Findings in this study were comparable to earlier studies done on the role of social and community support and HIV service delivery27,29. Peer encouragement, partner support and community leader encouragement were associated with PLWHAs willingness to utilize HIV services provided by community health workers due to the strong bonds created between the PLWHAs and their relatives. In Uganda still, partner support is crucial and has also been associated with increased use of other maternal and child health services for example of skilled birth delivery30 and family planning use31. In addition, because of stigma PLWHAs tend to disclose their status to their peers in the HIV clinics. VHTs have also been found to offer a conducive environment for disclosure in other parts of Africa32–34. Social structures enable PLWHAs to cope and even disclose to other people improving adherence to care and treatment35–37.
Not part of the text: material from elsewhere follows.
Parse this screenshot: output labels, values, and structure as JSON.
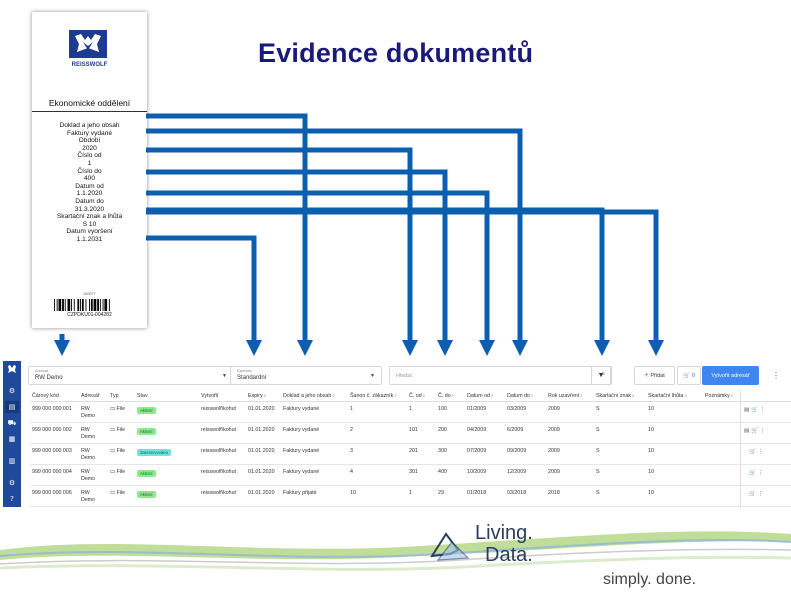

Our study had limitations hence interpretation of findings should be done in light of these. This was a cross-sectional study hence casual temporality could not be ascertained. Recall bias could have arisen since the participants were expected to recollect occurance of past events. We controlled for potential confounders such as socio-demographic characteristics in the multi-variable analysis. Some questionnaires were incomplete and also some particpants opted to withdraw before completion of the interviews.
Conclusion
HIV positive patients are willing to use HIV services provided by Community health volunteers. However, consideration may be given to HIV positive VHTs with whom the HIV positive clients can easily associate with.
Acknowledgements
Financial support was provided by the Department for International Development of the UK Government through the British Medical Research Council to conduct this study. Kalungu district provided the institutional framework for this study to be conducted.